Embedding model matters more than database choice. The quality of similarity search depends on the embedding model, not the database storing the embeddings. OpenAI's text-embedding-3-large gives better results than text-embedding-3-small at the cost of higher latency and price. Cohere's multilingual model wins for non-English content. Test on your actual data before locking in a choice.

Chunking strategy is half the battle. If you index your content as 50-word chunks, retrieval is fine-grained but loses context. If you index as 5,000-word chunks, you waste LLM context window on irrelevant material. Most production systems use 500-1,000 token chunks with 10-20% overlap. The right setting is workload-specific; test it.

Update frequency affects retrieval quality. A vector database is only as accurate as the content it indexes. Documentation that changes weekly needs a weekly re-embedding pipeline. Most SMBs underinvest in this and end up with AI assistants quoting outdated procedures six months after the procedures changed.

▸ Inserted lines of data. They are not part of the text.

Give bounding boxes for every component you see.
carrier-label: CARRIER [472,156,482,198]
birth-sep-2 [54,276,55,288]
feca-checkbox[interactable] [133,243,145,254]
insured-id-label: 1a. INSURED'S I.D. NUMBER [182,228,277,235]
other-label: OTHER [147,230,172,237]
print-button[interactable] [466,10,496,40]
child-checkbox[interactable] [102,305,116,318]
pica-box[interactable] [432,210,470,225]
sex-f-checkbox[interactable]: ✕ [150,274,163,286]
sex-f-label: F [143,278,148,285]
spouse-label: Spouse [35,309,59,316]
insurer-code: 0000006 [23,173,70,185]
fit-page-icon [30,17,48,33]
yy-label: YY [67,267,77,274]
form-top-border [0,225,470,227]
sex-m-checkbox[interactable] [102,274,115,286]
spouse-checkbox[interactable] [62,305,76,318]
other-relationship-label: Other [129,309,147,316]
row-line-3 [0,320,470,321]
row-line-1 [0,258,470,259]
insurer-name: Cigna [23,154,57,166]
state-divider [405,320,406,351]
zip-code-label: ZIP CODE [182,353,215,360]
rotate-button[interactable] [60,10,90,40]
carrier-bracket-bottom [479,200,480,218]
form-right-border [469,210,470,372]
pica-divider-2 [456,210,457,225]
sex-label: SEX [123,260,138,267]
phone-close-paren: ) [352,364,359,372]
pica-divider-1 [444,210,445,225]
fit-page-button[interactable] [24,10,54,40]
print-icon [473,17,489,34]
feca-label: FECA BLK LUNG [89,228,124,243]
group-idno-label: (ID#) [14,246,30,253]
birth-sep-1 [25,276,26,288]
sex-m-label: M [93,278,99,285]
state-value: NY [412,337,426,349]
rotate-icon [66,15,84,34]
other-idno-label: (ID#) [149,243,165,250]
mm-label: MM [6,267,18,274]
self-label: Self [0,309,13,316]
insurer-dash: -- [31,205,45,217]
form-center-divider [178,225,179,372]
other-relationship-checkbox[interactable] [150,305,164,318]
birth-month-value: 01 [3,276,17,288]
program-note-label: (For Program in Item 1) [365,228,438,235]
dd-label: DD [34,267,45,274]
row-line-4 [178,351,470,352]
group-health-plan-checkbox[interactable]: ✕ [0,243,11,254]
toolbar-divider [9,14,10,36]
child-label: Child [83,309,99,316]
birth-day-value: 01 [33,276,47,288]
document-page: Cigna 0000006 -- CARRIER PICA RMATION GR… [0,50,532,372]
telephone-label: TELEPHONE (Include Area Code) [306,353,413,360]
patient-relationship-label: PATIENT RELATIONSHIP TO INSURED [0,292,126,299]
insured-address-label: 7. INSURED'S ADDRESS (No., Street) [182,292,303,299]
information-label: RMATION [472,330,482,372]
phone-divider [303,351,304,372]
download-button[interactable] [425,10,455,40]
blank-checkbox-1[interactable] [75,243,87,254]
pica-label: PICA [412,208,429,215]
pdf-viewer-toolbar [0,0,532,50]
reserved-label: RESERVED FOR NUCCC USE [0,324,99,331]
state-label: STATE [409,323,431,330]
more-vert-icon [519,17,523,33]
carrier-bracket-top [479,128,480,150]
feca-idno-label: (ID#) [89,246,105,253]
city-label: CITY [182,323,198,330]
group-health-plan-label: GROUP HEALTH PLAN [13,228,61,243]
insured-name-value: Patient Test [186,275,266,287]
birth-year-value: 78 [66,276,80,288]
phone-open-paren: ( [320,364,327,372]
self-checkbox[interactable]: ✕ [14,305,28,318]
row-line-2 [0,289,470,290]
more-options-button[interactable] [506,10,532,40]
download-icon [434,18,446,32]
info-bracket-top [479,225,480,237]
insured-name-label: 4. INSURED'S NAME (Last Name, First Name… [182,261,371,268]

Frequently Asked Questions

Why can't a regular database do what a vector database does?
Regular databases (Postgres, MySQL) are designed for exact matches and range queries. They are great for "find all customers in London" but terrible for "find the support article most similar in meaning to this customer question". Vector databases use specialised indexes (HNSW, IVF) that find similar vectors among millions of records in milliseconds. Postgres with pgvector closes the gap for smaller use cases, but dedicated vector databases are still significantly faster at scale.
Do I need to know what an embedding is to use a vector database?
Operationally, no. The AI tool you use (OpenAI, Claude, Cohere) generates embeddings automatically when you upload content. The vector database stores them. You query in plain language, and the system handles the embedding step underneath. Conceptually, an embedding is just a list of numbers that represents the meaning of a piece of text. Similar meanings produce similar numbers, and that is what enables similarity search.
When does an SMB actually need a vector database?
When you want AI that knows YOUR specific information. A general LLM like ChatGPT does not know your support documentation, your product catalogue, or your internal processes. A vector database lets you store that content so the AI can retrieve relevant pieces when answering questions. Common SMB use cases: support knowledge base, internal HR document search, sales enablement library, product catalogue search.
What does it cost to run a vector database for an SMB?
A typical SMB use case (10K-100K documents indexed) costs $0-150 per month. Pinecone's starter plan is free up to 2GB. Weaviate Cloud starts around $25/month. Qdrant Cloud free tier covers most early-stage SMB needs. Self-hosted options (Chroma, pgvector, Qdrant on your own server) cost only the underlying infrastructure. The bigger expense is usually the LLM API calls, not the vector storage.